Но это все происходило потом. А в первый раз, когда все-таки подтвердился весь пересказ, слышанный мной от жертвы убийства, меня посчитали соучастником преступления и закрыли в следственном изоляторе на четыре дня. Галиуллин же, между прочим, в числе первых инициаторов был. И если б не мое железобетонное алиби, которым я осмотрительно озаботился заблаговременно, то даже не берусь предполагать, чем бы закончилась вся эта история.
Ну и поскольку репутацию невозможно выстроить из одного-единственного кирпичика, в дальнейшем мне еще не единожды приходилось помогать полиции вообще забесплатно. Это было что-то вроде частных консультаций, после которых некоторые далеко не рядовые служащие даже получили на свои погоны новые звезды. За эксплуатацию моего труда некоторые даже опрометчиво обещали вернуть мне должок, о чем я, к их вящему неудовольствию, ни на секунду не забываю и по сей день.
С тех пор прошло уже много лет, но наши хорошие (я бы даже сказал, почти дружеские) отношения с Дамиром не только сохранились, но и даже окрепли. Поэтому от этого человека вдвойне неприятно было выслушивать подобные заявления.
Я даже ничего не стал отвечать ему, а лишь вопросительно изогнул бровь, как бы спрашивая: «А ты не охренел ли, родной?» Этого оказалось достаточно, чтоб Галиуллин сразу сник.
– Кхе… извини, Серега, – пошел он на попятную. – Перегнул, виноват. Просто дело такое до ужаса щекотливое. Меня уже Сухов обещал в капитаны разжаловать с переводом в участковые, вот я и сказанул глупость на нервяке.
– Хорошо, что ты это сам понял! – не стал я сердиться на майора и преувеличенно бодро хлопнул того по плечу. – Ты же знаешь, что я жутко не люблю, когда мои альтруистические порывы начинают вменять мне в обязанности. Еще бы пришлось напоминать тебе, что происходит, когда кое-кому фуражка голову отдавливает и этот «кто-то» вдруг начинает считать меня своим подчиненным, да, Дамир?

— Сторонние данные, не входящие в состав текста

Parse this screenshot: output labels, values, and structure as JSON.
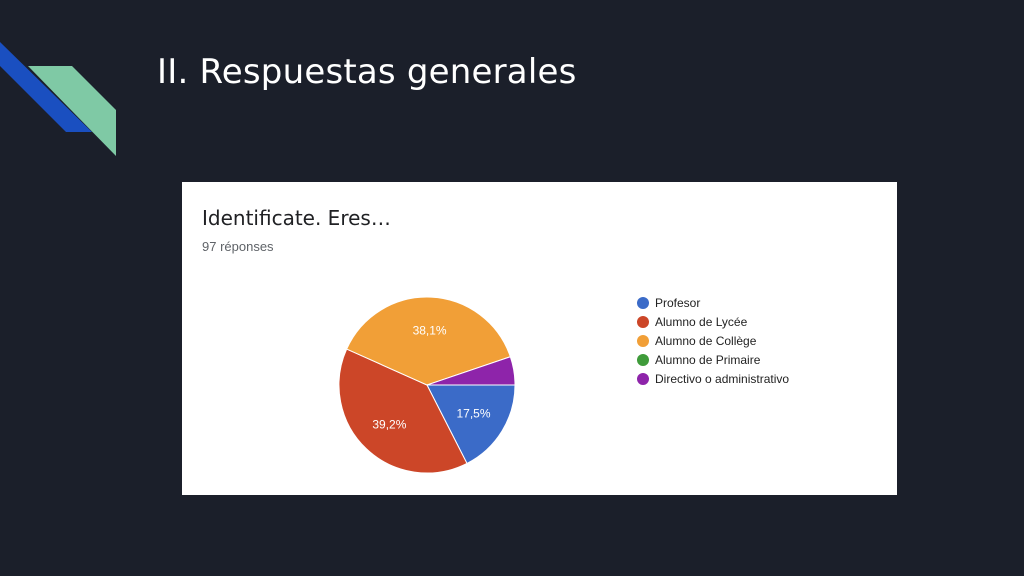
{
  "slide": {
    "title": "II. Respuestas generales"
  },
  "form": {
    "question": "Identificate. Eres…",
    "responses": "97 réponses"
  },
  "colors": {
    "background": "#1b1f2a",
    "accent_blue": "#1a4fc0",
    "accent_green": "#7fc9a5"
  },
  "chart_data": {
    "type": "pie",
    "title": "Identificate. Eres…",
    "legend_position": "right",
    "slices": [
      {
        "label": "Profesor",
        "value": 17.5,
        "value_label": "17,5%",
        "color": "#3b6bc8"
      },
      {
        "label": "Alumno de Lycée",
        "value": 39.2,
        "value_label": "39,2%",
        "color": "#cc4628"
      },
      {
        "label": "Alumno de Collège",
        "value": 38.1,
        "value_label": "38,1%",
        "color": "#f19f37"
      },
      {
        "label": "Alumno de Primaire",
        "value": 0,
        "value_label": "",
        "color": "#3f9b3a"
      },
      {
        "label": "Directivo o administrativo",
        "value": 5.2,
        "value_label": "",
        "color": "#8e24aa"
      }
    ]
  }
}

Последнюю фразу я произнес с нажимом, открыто намекая на один неприятный конфликт, который разгорелся между нами в прошлом. Тогда Галиуллин тоже вдруг с чего-то посчитал, что имеет моральное право давить на меня и даже что-то требовать. Завершилось все тем, что мы в пух и прах разругались, разорвав любое сотрудничество. В конечном итоге все же Дамир повинился, признав свою неправоту, но ему потребовалось на это несколько недель. И вспоминать этот эпизод он откровенно не любил.